After a pregnant pause, there was a terrific detonation, concurrent with an otherworldly noise and a blinding flash of light. The ship, and all of the crew—including myself—disappeared from sight for a period of one minute and twenty-two seconds, and then  reappeared soundlessly, thirty feet north-west of our initial location. We effectively ‘dematerialized’ during that brief span of time; and, horribly, when we were reconstituted, some of the men had intermingled with portions of the ship itself. One ensign, a fellow named Brice Porterhaus, had his arm stuck up to the elbow in the midship portal, and Samuel ‘Crunchy’ Carroll, the ship’s cook, was stuck chest-deep in the hull of the ship. Four men were killed; two more disappeared, never to reappear; and at least one of the men was rendered temporarily invisible. That man was myself.

Due to the highly confidential nature of Project Rainbow, very little information was made publicly available regarding the matter. At the time, there was an independent investigation which ‘conclusively’ determined that there was simply a powerful explosion that had caused temporary hysterical blindness in a few of the men, but otherwise did not result in any harm to anyone. However, even the details of this investigation were not readily available to the general public. As far as the government was concerned, the event never took place.

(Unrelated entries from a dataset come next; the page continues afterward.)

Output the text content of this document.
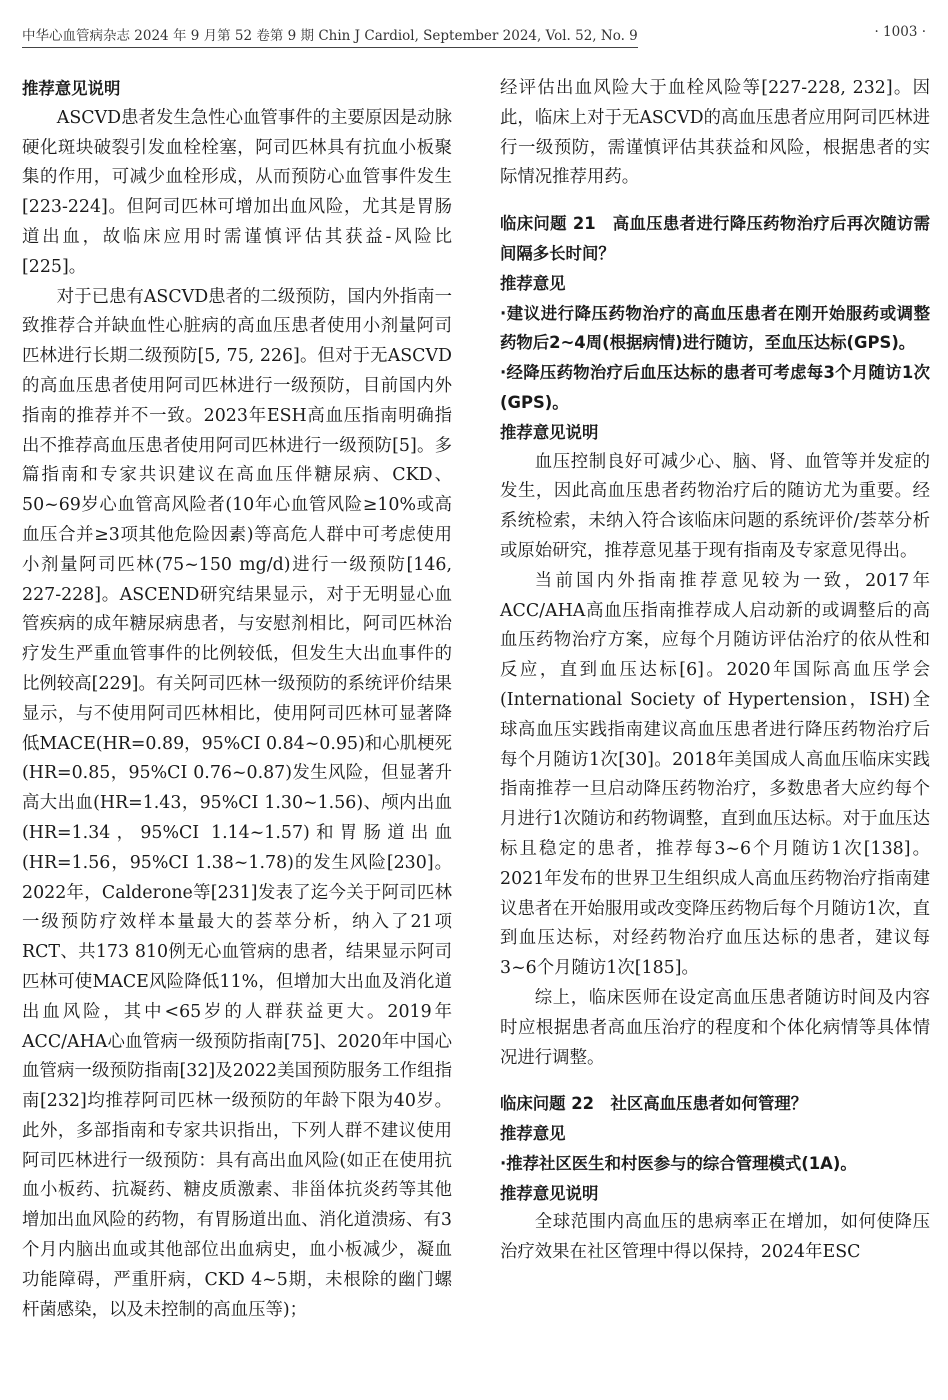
中华心血管病杂志 2024 年 9 月第 52 卷第 9 期 Chin J Cardiol, September 2024, Vol. 52, No. 9	· 1003 ·

推荐意见说明

ASCVD患者发生急性心血管事件的主要原因是动脉硬化斑块破裂引发血栓栓塞，阿司匹林具有抗血小板聚集的作用，可减少血栓形成，从而预防心血管事件发生[223-224]。但阿司匹林可增加出血风险，尤其是胃肠道出血，故临床应用时需谨慎评估其获益-风险比[225]。

对于已患有ASCVD患者的二级预防，国内外指南一致推荐合并缺血性心脏病的高血压患者使用小剂量阿司匹林进行长期二级预防[5, 75, 226]。但对于无ASCVD的高血压患者使用阿司匹林进行一级预防，目前国内外指南的推荐并不一致。2023年ESH高血压指南明确指出不推荐高血压患者使用阿司匹林进行一级预防[5]。多篇指南和专家共识建议在高血压伴糖尿病、CKD、50~69岁心血管高风险者(10年心血管风险≥10%或高血压合并≥3项其他危险因素)等高危人群中可考虑使用小剂量阿司匹林(75~150 mg/d)进行一级预防[146, 227-228]。ASCEND研究结果显示，对于无明显心血管疾病的成年糖尿病患者，与安慰剂相比，阿司匹林治疗发生严重血管事件的比例较低，但发生大出血事件的比例较高[229]。有关阿司匹林一级预防的系统评价结果显示，与不使用阿司匹林相比，使用阿司匹林可显著降低MACE(HR=0.89，95%CI 0.84~0.95)和心肌梗死(HR=0.85，95%CI 0.76~0.87)发生风险，但显著升高大出血(HR=1.43，95%CI 1.30~1.56)、颅内出血(HR=1.34，95%CI 1.14~1.57)和胃肠道出血(HR=1.56，95%CI 1.38~1.78)的发生风险[230]。2022年，Calderone等[231]发表了迄今关于阿司匹林一级预防疗效样本量最大的荟萃分析，纳入了21项RCT、共173 810例无心血管病的患者，结果显示阿司匹林可使MACE风险降低11%，但增加大出血及消化道出血风险，其中<65岁的人群获益更大。2019年ACC/AHA心血管病一级预防指南[75]、2020年中国心血管病一级预防指南[32]及2022美国预防服务工作组指南[232]均推荐阿司匹林一级预防的年龄下限为40岁。此外，多部指南和专家共识指出，下列人群不建议使用阿司匹林进行一级预防：具有高出血风险(如正在使用抗血小板药、抗凝药、糖皮质激素、非甾体抗炎药等其他增加出血风险的药物，有胃肠道出血、消化道溃疡、有3个月内脑出血或其他部位出血病史，血小板减少，凝血功能障碍，严重肝病，CKD 4~5期，未根除的幽门螺杆菌感染，以及未控制的高血压等)；

经评估出血风险大于血栓风险等[227-228, 232]。因此，临床上对于无ASCVD的高血压患者应用阿司匹林进行一级预防，需谨慎评估其获益和风险，根据患者的实际情况推荐用药。

临床问题 21　高血压患者进行降压药物治疗后再次随访需间隔多长时间？

推荐意见

·建议进行降压药物治疗的高血压患者在刚开始服药或调整药物后2~4周(根据病情)进行随访，至血压达标(GPS)。

·经降压药物治疗后血压达标的患者可考虑每3个月随访1次(GPS)。

推荐意见说明

血压控制良好可减少心、脑、肾、血管等并发症的发生，因此高血压患者药物治疗后的随访尤为重要。经系统检索，未纳入符合该临床问题的系统评价/荟萃分析或原始研究，推荐意见基于现有指南及专家意见得出。

当前国内外指南推荐意见较为一致，2017年ACC/AHA高血压指南推荐成人启动新的或调整后的高血压药物治疗方案，应每个月随访评估治疗的依从性和反应，直到血压达标[6]。2020年国际高血压学会(International Society of Hypertension，ISH)全球高血压实践指南建议高血压患者进行降压药物治疗后每个月随访1次[30]。2018年美国成人高血压临床实践指南推荐一旦启动降压药物治疗，多数患者大应约每个月进行1次随访和药物调整，直到血压达标。对于血压达标且稳定的患者，推荐每3~6个月随访1次[138]。2021年发布的世界卫生组织成人高血压药物治疗指南建议患者在开始服用或改变降压药物后每个月随访1次，直到血压达标，对经药物治疗血压达标的患者，建议每3~6个月随访1次[185]。

综上，临床医师在设定高血压患者随访时间及内容时应根据患者高血压治疗的程度和个体化病情等具体情况进行调整。

临床问题 22　社区高血压患者如何管理？

推荐意见

·推荐社区医生和村医参与的综合管理模式(1A)。

推荐意见说明

全球范围内高血压的患病率正在增加，如何使降压治疗效果在社区管理中得以保持，2024年ESC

Many years later, in 1977, a court order decreed that the Project Rainbow documents were to be declassified, but apparently all of the reports pertaining to the Bridgeport Incident had been destroyed. And so the sole record of what transpired is the account that I wrote and published in issue #34 of Analog Science Fiction and Fact, the contents of which I have just paraphrased.


And I would ask, who is more credible: myself, or the U.S. government?